18 U.S.C. 1956(a)(1). Only one of Section 1956(a)(1)'s subsections, Section 1956(a)(1)(B)(i), addresses financial transactions undertaken for the purpose of concealing a criminal's ill-gotten gains to evade detection. Another, independent subsection, Section 1956(a)(1)(A)(i), which is the provision at issue here, expressly prohibits transactions designed to promote unlawful activity regardless whether the perpetrator has any intent to conceal. The promotion subsection and the concealment subsection "are set forth in the disjunctive" and therefore "an intent to launder * * * is not a required element of [the promotion subsection] offense." United States v. Montoya, 945 F.2d 1068, 1076 (9th Cir. 1991). See United States v. Carcione, 272 F.3d 1297, 1302 n.8 (11th Cir. 2001); United States v. Torres, 53 F.3d 1129, 1139 n.7 (10th Cir. 1995), cert. denied, 519 U.S. 890 (1996); United States v. Skinner, 946 F.2d 176, 177-178 (2d Cir. 1991). Because Section 1956(a)(1)(A)(i) does not require an intent to conceal, the court of appeals erred in using that element as a guidepost for construing that subsection. In doing so, the court constricted the statute's scope in contravention of the congressional intent reflected in its plain language.

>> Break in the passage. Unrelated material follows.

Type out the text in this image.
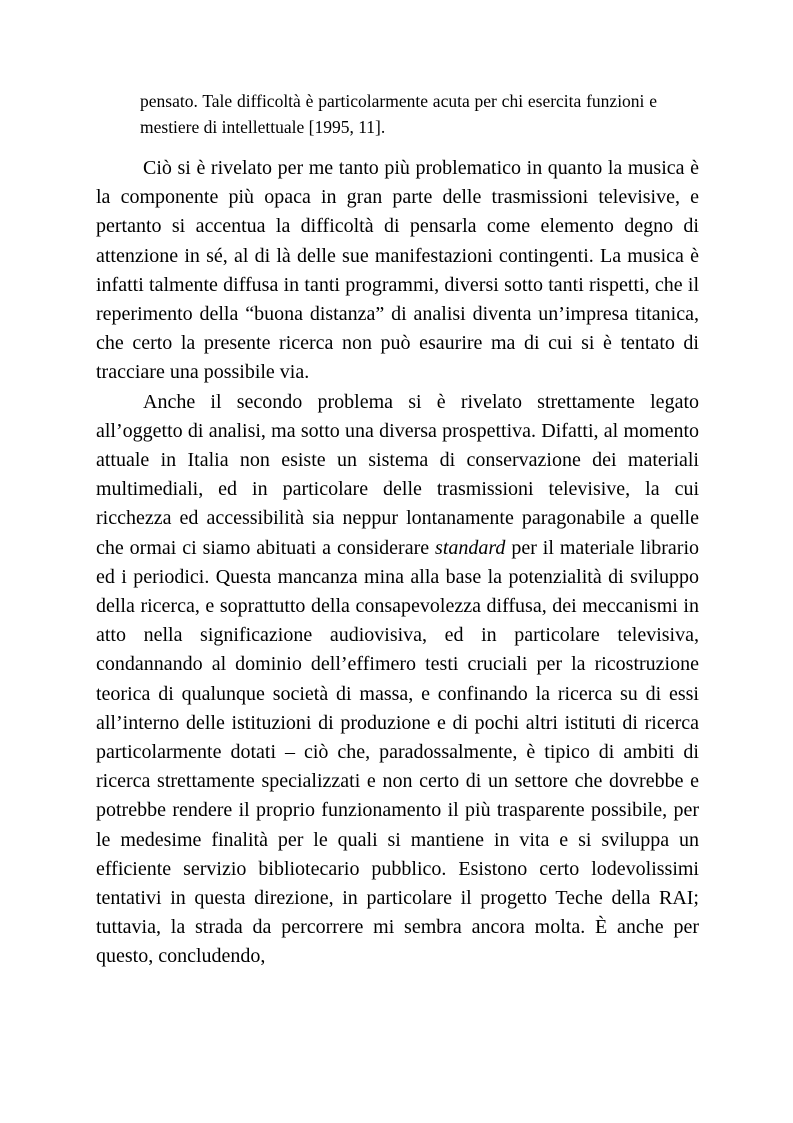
pensato. Tale difficoltà è particolarmente acuta per chi esercita funzioni e mestiere di intellettuale [1995, 11].

Ciò si è rivelato per me tanto più problematico in quanto la musica è la componente più opaca in gran parte delle trasmissioni televisive, e pertanto si accentua la difficoltà di pensarla come elemento degno di attenzione in sé, al di là delle sue manifestazioni contingenti. La musica è infatti talmente diffusa in tanti programmi, diversi sotto tanti rispetti, che il reperimento della “buona distanza” di analisi diventa un’impresa titanica, che certo la presente ricerca non può esaurire ma di cui si è tentato di tracciare una possibile via.

Anche il secondo problema si è rivelato strettamente legato all’oggetto di analisi, ma sotto una diversa prospettiva. Difatti, al momento attuale in Italia non esiste un sistema di conservazione dei materiali multimediali, ed in particolare delle trasmissioni televisive, la cui ricchezza ed accessibilità sia neppur lontanamente paragonabile a quelle che ormai ci siamo abituati a considerare standard per il materiale librario ed i periodici. Questa mancanza mina alla base la potenzialità di sviluppo della ricerca, e soprattutto della consapevolezza diffusa, dei meccanismi in atto nella significazione audiovisiva, ed in particolare televisiva, condannando al dominio dell’effimero testi cruciali per la ricostruzione teorica di qualunque società di massa, e confinando la ricerca su di essi all’interno delle istituzioni di produzione e di pochi altri istituti di ricerca particolarmente dotati – ciò che, paradossalmente, è tipico di ambiti di ricerca strettamente specializzati e non certo di un settore che dovrebbe e potrebbe rendere il proprio funzionamento il più trasparente possibile, per le medesime finalità per le quali si mantiene in vita e si sviluppa un efficiente servizio bibliotecario pubblico. Esistono certo lodevolissimi tentativi in questa direzione, in particolare il progetto Teche della RAI; tuttavia, la strada da percorrere mi sembra ancora molta. È anche per questo, concludendo,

Indeed, under one reading of the court of appeals' opinion, the court has excluded from the scope of the money laundering statute not only transactions in which a criminal uses illicitly-derived funds to cover the expenses of the particular crime that generated the funds, but all transactions in which ill-gotten funds are reinvested into an ongoing criminal enterprise, even if those transactions promote continued or expanded criminal activity. The court suggested, for example, that the statute would not apply to a drug trafficker who "us[es] the receipts from sales to purchase more stock in trade" or a bank robber who "us[es] part of the loot from one heist to rent a getaway car for the next." App., infra, 3a. That interpretation constitutes a dramatic curtailment of the scope of the statute as it has traditionally been understood. A large majority of prosecutions under the promotion subsection of the statute involve precisely those kinds of financial transactions, and such prosecutions are a staple of federal efforts to curtail organized crime, drug trafficking, and business fraud.2

3. The court of appeals mistakenly believed that its interpretation of the word "proceeds" is necessary to maintain a distinction between the offense of money laundering and the underlying crime that produces the laundered proceeds. See App., infra, 1a-2a, 5a-6a. But the court's concern to maintain that distinction does not justify its unnatural and illogical constriction of the definition of "proceeds." Rather, as other opinions have recognized, the distinction between a money laundering transaction and the underlying crime is maintained by generally requiring that the charged transaction "must follow and must be separate from any transaction necessary for the predicate offense to generate proceeds." United States v. Mankarious, 151 F.3d 694, 706 (7th Cir.), cert. denied, 525 U.S. 1056 (1998); United States v. Heaps, 39 F.3d 479, 485-486 (4th Cir. 1994); United States v. Conley, 37 F.3d 970, 980 (3d Cir. 1994).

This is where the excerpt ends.